Years after a large study on hormone replacement therapy revealed health risks among older women using it to prevent chronic disease, the number of women who take hormones continues to decline, according to a new study.
The researchers found that in 2009 and 2010, less than five percent of women over age 40, who had already gone through menopause, use either estrogen alone or estrogen and progestin. That compared to about 22 percent in 1999 and 2000.
Dr. JoAnn Manson, a leader of the Women's Health Initiative (WHI) research and a professor at Harvard Medical School, said it was appropriate that there was a decline in the number of women using hormones.
The WHI reported in 2002 that taking estrogen plus progestin appeared to increase the risks of stroke, heart disease and breast cancer.
"We now understand that women more distant from the onset menopause and at increased risk of cardiovascular disease have adverse outcomes on hormone therapy and that hormone therapy should not be used for prevention of heart disease or prevention of chronic disease because it is associated with some risks," Manson, chief of preventive medicine at Brigham and Women's Hospital, told Reuters Health.

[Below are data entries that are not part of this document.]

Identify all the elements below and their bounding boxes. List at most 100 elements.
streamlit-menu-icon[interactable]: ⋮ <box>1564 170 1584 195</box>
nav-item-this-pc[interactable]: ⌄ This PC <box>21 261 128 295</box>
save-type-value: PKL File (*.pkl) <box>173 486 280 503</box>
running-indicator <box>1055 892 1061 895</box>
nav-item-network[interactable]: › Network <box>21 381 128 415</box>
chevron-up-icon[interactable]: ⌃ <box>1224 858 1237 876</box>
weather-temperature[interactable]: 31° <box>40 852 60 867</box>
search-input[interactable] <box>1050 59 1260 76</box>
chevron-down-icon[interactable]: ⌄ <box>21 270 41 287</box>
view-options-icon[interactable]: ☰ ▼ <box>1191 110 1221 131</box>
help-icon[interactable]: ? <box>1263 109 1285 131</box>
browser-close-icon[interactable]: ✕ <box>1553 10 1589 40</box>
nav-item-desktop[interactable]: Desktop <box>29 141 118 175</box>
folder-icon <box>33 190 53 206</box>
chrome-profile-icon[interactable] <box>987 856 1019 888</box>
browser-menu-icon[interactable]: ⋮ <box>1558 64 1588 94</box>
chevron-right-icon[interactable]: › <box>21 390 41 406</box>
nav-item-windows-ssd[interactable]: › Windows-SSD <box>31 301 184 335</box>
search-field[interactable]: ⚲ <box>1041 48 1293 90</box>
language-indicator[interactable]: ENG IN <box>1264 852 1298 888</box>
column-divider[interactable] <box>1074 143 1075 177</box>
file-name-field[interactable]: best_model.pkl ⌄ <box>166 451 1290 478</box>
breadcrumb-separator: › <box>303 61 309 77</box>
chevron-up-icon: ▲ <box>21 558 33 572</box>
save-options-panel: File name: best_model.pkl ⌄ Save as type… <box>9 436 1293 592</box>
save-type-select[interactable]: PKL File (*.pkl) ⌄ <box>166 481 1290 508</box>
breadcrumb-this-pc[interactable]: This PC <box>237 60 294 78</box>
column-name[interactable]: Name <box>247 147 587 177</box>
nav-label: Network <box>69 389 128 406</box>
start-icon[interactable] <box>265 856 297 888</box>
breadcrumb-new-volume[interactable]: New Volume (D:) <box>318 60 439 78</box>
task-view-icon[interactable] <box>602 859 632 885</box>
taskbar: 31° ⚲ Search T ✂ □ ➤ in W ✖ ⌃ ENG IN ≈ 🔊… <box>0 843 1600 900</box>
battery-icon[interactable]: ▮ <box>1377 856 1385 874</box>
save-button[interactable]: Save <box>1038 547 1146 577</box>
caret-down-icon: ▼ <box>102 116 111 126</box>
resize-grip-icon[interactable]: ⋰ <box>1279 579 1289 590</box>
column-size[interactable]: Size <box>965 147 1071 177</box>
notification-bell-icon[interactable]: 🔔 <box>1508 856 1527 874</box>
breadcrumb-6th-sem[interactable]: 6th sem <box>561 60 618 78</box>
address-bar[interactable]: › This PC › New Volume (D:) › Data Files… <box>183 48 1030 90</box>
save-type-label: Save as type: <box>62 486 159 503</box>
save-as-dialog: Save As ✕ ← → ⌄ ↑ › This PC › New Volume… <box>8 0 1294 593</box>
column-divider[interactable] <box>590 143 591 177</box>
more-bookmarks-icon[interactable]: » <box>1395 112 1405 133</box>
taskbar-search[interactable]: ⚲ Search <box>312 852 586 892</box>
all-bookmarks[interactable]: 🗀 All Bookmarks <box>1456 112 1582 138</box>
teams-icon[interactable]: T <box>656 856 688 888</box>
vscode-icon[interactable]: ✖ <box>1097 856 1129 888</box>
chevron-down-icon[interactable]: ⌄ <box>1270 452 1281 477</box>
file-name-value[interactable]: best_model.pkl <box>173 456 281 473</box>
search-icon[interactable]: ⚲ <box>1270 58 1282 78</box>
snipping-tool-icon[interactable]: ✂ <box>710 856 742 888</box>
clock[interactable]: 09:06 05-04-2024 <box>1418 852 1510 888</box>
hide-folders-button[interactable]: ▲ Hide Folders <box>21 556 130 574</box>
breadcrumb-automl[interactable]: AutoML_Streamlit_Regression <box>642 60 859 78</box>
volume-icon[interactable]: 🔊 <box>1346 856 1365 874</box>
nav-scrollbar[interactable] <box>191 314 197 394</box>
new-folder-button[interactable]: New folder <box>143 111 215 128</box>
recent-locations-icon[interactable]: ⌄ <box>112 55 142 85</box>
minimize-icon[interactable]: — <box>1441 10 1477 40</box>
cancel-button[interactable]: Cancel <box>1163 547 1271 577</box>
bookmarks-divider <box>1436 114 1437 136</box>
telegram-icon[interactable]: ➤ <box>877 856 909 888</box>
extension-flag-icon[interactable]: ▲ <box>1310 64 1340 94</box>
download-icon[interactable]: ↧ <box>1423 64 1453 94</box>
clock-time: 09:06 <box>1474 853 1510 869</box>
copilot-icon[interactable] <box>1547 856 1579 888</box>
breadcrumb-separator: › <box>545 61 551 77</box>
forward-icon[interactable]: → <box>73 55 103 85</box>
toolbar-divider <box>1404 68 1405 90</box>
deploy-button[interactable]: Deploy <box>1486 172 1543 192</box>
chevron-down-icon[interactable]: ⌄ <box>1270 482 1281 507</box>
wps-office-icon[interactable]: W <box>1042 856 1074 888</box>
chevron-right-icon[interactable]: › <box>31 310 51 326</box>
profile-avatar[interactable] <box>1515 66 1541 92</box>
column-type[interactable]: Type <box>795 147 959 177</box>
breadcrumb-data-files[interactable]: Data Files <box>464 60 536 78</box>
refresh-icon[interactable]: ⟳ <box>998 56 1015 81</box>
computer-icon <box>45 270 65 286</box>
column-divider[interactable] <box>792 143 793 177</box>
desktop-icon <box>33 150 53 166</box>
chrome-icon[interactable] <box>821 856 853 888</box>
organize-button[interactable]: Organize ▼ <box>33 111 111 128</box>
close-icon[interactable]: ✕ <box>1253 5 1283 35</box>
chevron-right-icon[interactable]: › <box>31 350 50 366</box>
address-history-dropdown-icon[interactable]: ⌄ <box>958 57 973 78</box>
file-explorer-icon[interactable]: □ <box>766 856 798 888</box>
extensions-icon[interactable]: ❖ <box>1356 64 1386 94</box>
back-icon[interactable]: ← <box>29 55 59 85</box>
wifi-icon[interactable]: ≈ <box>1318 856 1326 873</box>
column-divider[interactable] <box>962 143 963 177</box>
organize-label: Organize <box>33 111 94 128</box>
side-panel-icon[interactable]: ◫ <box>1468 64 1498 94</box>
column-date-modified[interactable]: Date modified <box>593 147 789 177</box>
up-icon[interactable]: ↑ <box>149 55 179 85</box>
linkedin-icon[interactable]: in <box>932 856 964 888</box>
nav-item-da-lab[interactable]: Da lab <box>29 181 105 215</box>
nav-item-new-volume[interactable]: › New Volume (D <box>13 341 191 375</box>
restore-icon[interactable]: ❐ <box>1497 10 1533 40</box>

The latest report, which included survey responses from more than 10,000 women, shows a steady drop and supports the results from other studies assessing the short-term impacts of the WHI.

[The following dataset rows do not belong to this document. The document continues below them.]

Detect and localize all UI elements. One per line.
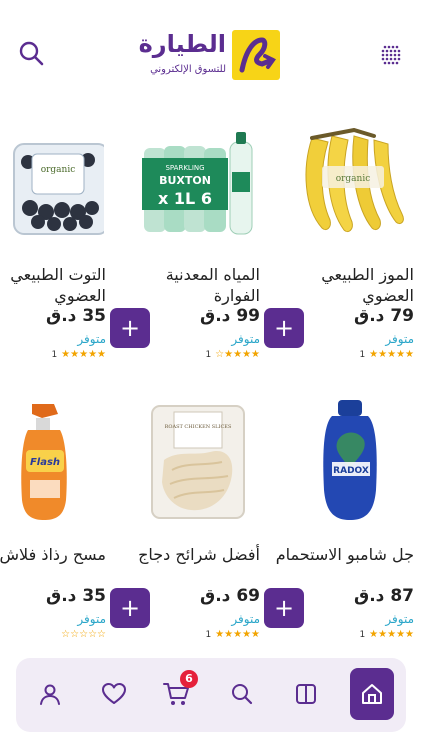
add-to-cart-button[interactable]: + <box>110 588 150 628</box>
add-to-cart-button[interactable]: + <box>264 588 304 628</box>
rating: ★★★★☆1 <box>205 349 260 360</box>
rating-count: 1 <box>51 350 58 360</box>
stock-status: متوفر <box>385 332 414 346</box>
rating: ★★★★★1 <box>359 629 414 640</box>
banana-label: organic <box>336 174 371 184</box>
product-grid: organic الموز الطبيعي العضوي 79 د.ق متوف… <box>0 100 422 655</box>
profile-icon <box>40 684 60 705</box>
star-icon: ★★★★★ <box>369 349 414 360</box>
nav-search[interactable] <box>224 676 260 712</box>
star-icon: ☆☆☆☆☆ <box>61 629 106 640</box>
dots-grid-icon <box>381 45 401 65</box>
product-image[interactable]: Flash <box>0 400 104 525</box>
chicken-label: ROAST CHICKEN SLICES <box>165 424 232 430</box>
rating-count: 1 <box>359 630 366 640</box>
home-icon <box>362 684 382 704</box>
star-icon: ★★★★★ <box>215 629 260 640</box>
product-name[interactable]: جل شامبو الاستحمام <box>274 544 414 565</box>
stock-status: متوفر <box>385 612 414 626</box>
product-name[interactable]: مسح رذاذ فلاش <box>0 544 106 565</box>
rating-count: 1 <box>359 350 366 360</box>
product-card[interactable]: Flash مسح رذاذ فلاش 35 د.ق متوفر ☆☆☆☆☆ <box>0 380 114 650</box>
nav-cart[interactable]: 6 <box>158 670 198 712</box>
add-to-cart-button[interactable]: + <box>264 308 304 348</box>
cart-count-badge: 6 <box>180 670 198 688</box>
star-icon: ★★★★★ <box>61 349 106 360</box>
product-price: 35 د.ق <box>46 306 106 326</box>
stock-status: متوفر <box>231 612 260 626</box>
rating-count: 1 <box>205 350 212 360</box>
stock-status: متوفر <box>231 332 260 346</box>
water-name-label: BUXTON <box>159 174 211 187</box>
water-brand-label: SPARKLING <box>165 164 204 172</box>
product-name[interactable]: المياه المعدنية الفوارة <box>120 264 260 306</box>
bottom-navigation: 6 <box>16 658 406 732</box>
add-to-cart-button[interactable]: + <box>110 308 150 348</box>
product-image[interactable]: organic <box>292 120 412 245</box>
app-header: الطيارة للتسوق الإلكتروني <box>0 0 422 100</box>
logo-subtitle: للتسوق الإلكتروني <box>150 64 226 75</box>
product-price: 79 د.ق <box>354 306 414 326</box>
berries-label: organic <box>41 165 76 175</box>
product-card[interactable]: organic الموز الطبيعي العضوي 79 د.ق متوف… <box>264 100 422 370</box>
product-name[interactable]: أفضل شرائح دجاج <box>120 544 260 565</box>
categories-icon <box>296 684 316 704</box>
search-icon <box>232 684 253 705</box>
nav-categories[interactable] <box>288 676 324 712</box>
rating: ★★★★★1 <box>359 349 414 360</box>
nav-home[interactable] <box>350 668 394 720</box>
product-card[interactable]: SPARKLING BUXTON 6 x 1L المياه المعدنية … <box>110 100 268 370</box>
product-image[interactable]: organic <box>0 120 104 245</box>
product-image[interactable]: RADOX <box>292 400 412 525</box>
brand-logo[interactable]: الطيارة للتسوق الإلكتروني <box>138 30 280 80</box>
product-image[interactable]: SPARKLING BUXTON 6 x 1L <box>138 120 258 245</box>
rating: ☆☆☆☆☆ <box>57 629 106 640</box>
star-icon: ★★★★☆ <box>215 349 260 360</box>
water-size-label: 6 x 1L <box>158 189 212 208</box>
rating: ★★★★★1 <box>205 629 260 640</box>
heart-icon <box>102 683 126 704</box>
rating: ★★★★★1 <box>51 349 106 360</box>
stock-status: متوفر <box>77 612 106 626</box>
product-card[interactable]: ROAST CHICKEN SLICES أفضل شرائح دجاج 69 … <box>110 380 268 650</box>
search-icon <box>19 41 44 66</box>
product-card[interactable]: organic التوت الطبيعي العضوي 35 د.ق متوف… <box>0 100 114 370</box>
logo-mark-icon <box>232 30 280 80</box>
product-name[interactable]: التوت الطبيعي العضوي <box>0 264 106 306</box>
menu-button[interactable] <box>380 44 402 66</box>
product-price: 35 د.ق <box>46 586 106 606</box>
star-icon: ★★★★★ <box>369 629 414 640</box>
product-price: 99 د.ق <box>200 306 260 326</box>
logo-title: الطيارة <box>138 30 226 58</box>
product-image[interactable]: ROAST CHICKEN SLICES <box>138 400 258 525</box>
search-button[interactable] <box>18 40 44 66</box>
nav-wishlist[interactable] <box>96 676 132 712</box>
shampoo-brand-label: RADOX <box>333 466 369 476</box>
product-name[interactable]: الموز الطبيعي العضوي <box>274 264 414 306</box>
product-price: 87 د.ق <box>354 586 414 606</box>
product-price: 69 د.ق <box>200 586 260 606</box>
rating-count: 1 <box>205 630 212 640</box>
stock-status: متوفر <box>77 332 106 346</box>
nav-profile[interactable] <box>32 676 68 712</box>
product-card[interactable]: RADOX جل شامبو الاستحمام 87 د.ق متوفر ★★… <box>264 380 422 650</box>
spray-brand-label: Flash <box>30 457 60 468</box>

Brian Sprague, the lead author of the current study and a professor at the University of Vermont, and his colleagues found that as the years progressed, fewer and fewer women reported taking hormones.
"From this study we have no way of teasing out what's driving these changes," Sprague said, adding that it's likely due to concerns from both women and their physicians about the health risks of taking hormones.

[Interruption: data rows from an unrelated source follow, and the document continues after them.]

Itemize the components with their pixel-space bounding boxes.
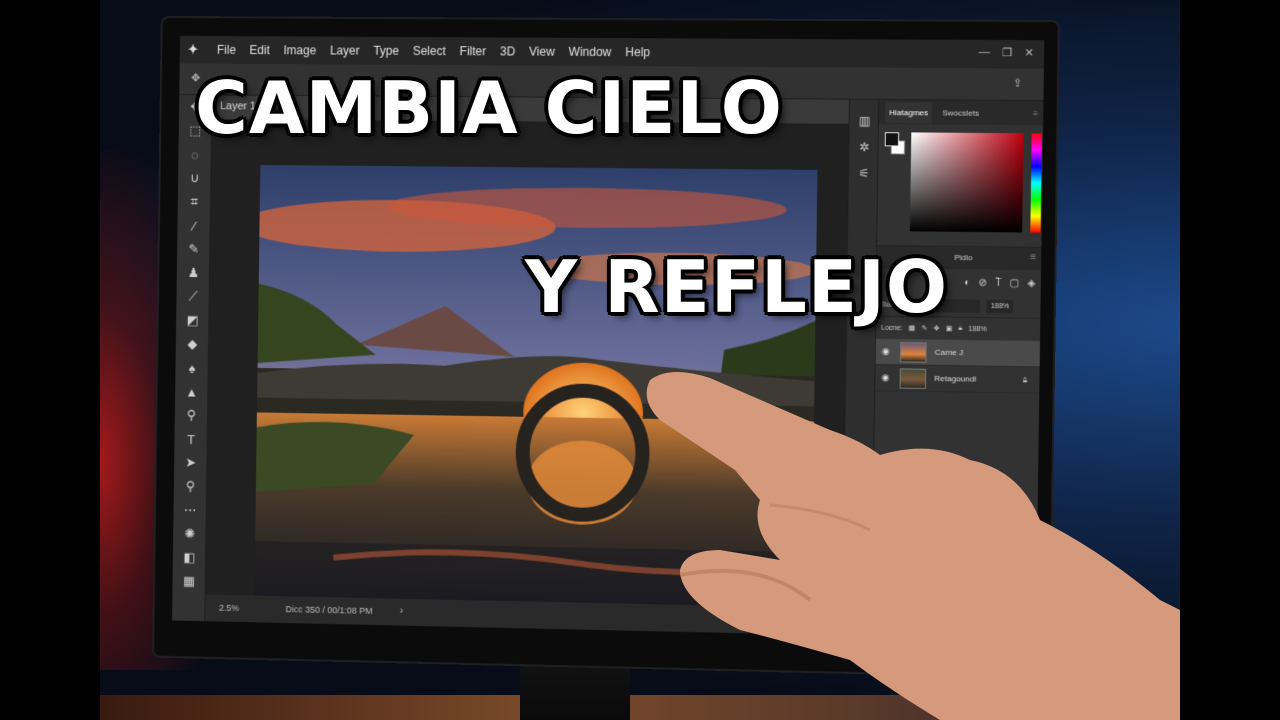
brush-tool-icon[interactable]: ✎ xyxy=(177,237,210,261)
sparkle-tool-icon[interactable]: ✺ xyxy=(173,522,206,546)
menu-filter[interactable]: Filter xyxy=(460,44,487,58)
letterbox-right xyxy=(1180,0,1280,720)
panel-menu-icon[interactable]: ≡ xyxy=(1030,252,1036,263)
title-line-2: Y REFLEJO xyxy=(525,245,948,329)
eraser-tool-icon[interactable]: ◩ xyxy=(176,308,209,332)
app-logo-icon[interactable]: ✦ xyxy=(188,42,204,58)
scene: ✦ File Edit Image Layer Type Select Filt… xyxy=(0,0,1280,720)
minimize-icon[interactable]: — xyxy=(978,46,989,59)
landscape-photo xyxy=(254,165,817,609)
title-line-1: CAMBIA CIELO xyxy=(195,66,783,150)
panel-menu-icon[interactable]: ≡ xyxy=(1033,109,1038,118)
menu-select[interactable]: Select xyxy=(413,44,446,58)
bucket-tool-icon[interactable]: ◆ xyxy=(176,332,209,356)
zoom-level[interactable]: 2.5% xyxy=(219,603,239,613)
desk xyxy=(100,695,1180,720)
sharpen-tool-icon[interactable]: ▲ xyxy=(175,380,208,404)
window-controls: — ❐ ✕ xyxy=(978,46,1033,59)
color-swatches-icon[interactable]: ◧ xyxy=(173,545,206,569)
layer-name[interactable]: Retagoundl xyxy=(934,374,976,384)
color-picker-field[interactable] xyxy=(910,132,1024,232)
path-select-tool-icon[interactable]: ➤ xyxy=(174,451,207,475)
type-tool-icon[interactable]: T xyxy=(174,427,207,451)
history-icon[interactable]: ▥ xyxy=(849,108,880,134)
tab-layers[interactable]: Pidlo xyxy=(954,253,972,262)
dodge-tool-icon[interactable]: ⚲ xyxy=(175,403,208,427)
menu-image[interactable]: Image xyxy=(283,43,316,57)
layer-row[interactable]: ◉ Carne J xyxy=(876,339,1040,368)
fill-input[interactable]: 188% xyxy=(968,325,986,332)
layer-thumbnail xyxy=(900,368,927,389)
document-area: Layer 1 xyxy=(205,95,849,635)
magnet-tool-icon[interactable]: ∪ xyxy=(178,166,211,190)
crop-tool-icon[interactable]: ⌗ xyxy=(178,190,211,214)
eye-icon[interactable]: ◉ xyxy=(881,372,891,383)
blur-tool-icon[interactable]: ♠ xyxy=(175,356,208,380)
menu-help[interactable]: Help xyxy=(625,45,650,59)
menu-type[interactable]: Type xyxy=(373,44,399,58)
hue-slider[interactable] xyxy=(1030,133,1042,232)
filter-adjust-icon[interactable]: ⊘ xyxy=(978,277,987,288)
tab-histogram[interactable]: Hiatagmes xyxy=(885,101,932,123)
restore-icon[interactable]: ❐ xyxy=(1002,46,1012,59)
lock-all-icon[interactable]: 🔒︎ xyxy=(958,325,962,333)
menu-file[interactable]: File xyxy=(217,43,236,57)
document-info: Dicc 350 / 00/1:08 PM xyxy=(285,604,372,616)
stamp-tool-icon[interactable]: ♟ xyxy=(177,261,210,285)
layer-name[interactable]: Carne J xyxy=(935,348,964,357)
opacity-input[interactable]: 188% xyxy=(987,300,1014,313)
filter-shape-icon[interactable]: ▢ xyxy=(1010,277,1020,288)
history-brush-icon[interactable]: ⟋ xyxy=(176,285,209,309)
eyedropper-tool-icon[interactable]: ⁄ xyxy=(177,214,210,238)
share-icon[interactable]: ⇪ xyxy=(1013,77,1028,91)
chevron-right-icon[interactable]: › xyxy=(400,605,404,617)
image-canvas[interactable] xyxy=(254,165,817,609)
menu-layer[interactable]: Layer xyxy=(330,44,360,58)
filter-pixel-icon[interactable]: ◐ xyxy=(964,277,970,288)
menu-window[interactable]: Window xyxy=(569,45,612,59)
properties-icon[interactable]: ⚟ xyxy=(849,160,880,186)
right-panels: Hiatagmes Swocslets ≡ Pidlo ≡ ◐ ⊘ T ▢ ◈ … xyxy=(872,100,1044,640)
letterbox-left xyxy=(0,0,100,720)
tab-swatches[interactable]: Swocslets xyxy=(942,108,979,117)
filter-smart-icon[interactable]: ◈ xyxy=(1027,278,1035,289)
menu-edit[interactable]: Edit xyxy=(249,43,269,57)
layer-thumbnail xyxy=(900,342,927,363)
color-panel-tabs: Hiatagmes Swocslets ≡ xyxy=(879,100,1044,125)
more-tools-icon[interactable]: ⋯ xyxy=(173,498,206,522)
adjust-icon[interactable]: ✲ xyxy=(849,134,880,160)
zoom-tool-icon[interactable]: ⚲ xyxy=(174,474,207,498)
eye-icon[interactable]: ◉ xyxy=(882,346,892,357)
layer-row[interactable]: ◉ Retagoundl 🔒︎ xyxy=(875,365,1039,394)
foreground-color-swatch[interactable] xyxy=(885,132,899,146)
menu-view[interactable]: View xyxy=(529,45,555,59)
lock-icon[interactable]: 🔒︎ xyxy=(1023,375,1028,385)
filter-type-icon[interactable]: T xyxy=(995,277,1001,288)
quick-mask-icon[interactable]: ▦ xyxy=(172,569,205,593)
menu-3d[interactable]: 3D xyxy=(500,44,515,58)
close-icon[interactable]: ✕ xyxy=(1024,46,1034,59)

The increased breast cancer risk from hormone therapy was a major driver in turning people away from hormone therapy, said Dr. Robert Langer, a research member of the WHI and currently the principal investigator at the Jackson Hole Center for Preventive Medicine in Jackson, Wyoming.
"I think it's a really substantial overreaction" to the harms that were found in the Women's Health Initiative (WHI) study, Langer told Reuters Health.
The WHI found that eight additional women out of every 10,000 would get breast cancer, an increased risk of 26 percent.
But he said those results applied to older women taking hormones to prevent chronic disease, not necessarily to younger women seeking relief from menopausal symptoms.
"The pendulum may have swung too far in the direction away from hormone therapy use," Manson said.
Hormones are considered the most effective treatment for moderate and severe symptoms of menopause, such as hot flashes and night sweats.
For those women who use hormones, the U.S. Food and Drug Administration recommends they be at the lowest dose and for the shortest amount of time.
Manson said it's possible that concerns over the health risks of hormone therapy may be preventing women from getting relief from symptoms.
"In a younger woman who has hot flashes, night sweats, and impaired quality of life, it is very likely that the benefits of short term hormone therapy will outweigh the risks," she said.
She advises any woman seeking relief for menopause symptoms to discuss her individual risks and benefits of hormone therapy with a doctor.
After the initial findings in 2002, subsequent studies - both from WHI data and other trials - have tried to clarify the health risks of hormone therapy for different age groups.
For younger women closer to menopause, for instance, some studies have found an increased risk of breast cancer while others have found a lower risk of heart disease and death compared to women not taking hormones.
Manson is part of an ongoing trial looking at the effects of hormone therapy on heart disease risk for women ages 42 to 58 - a younger age group on average than the WHI.
Another ongoing study is comparing the heart disease risks among women who begin taking hormone therapy soon after menopause or more than a decade later.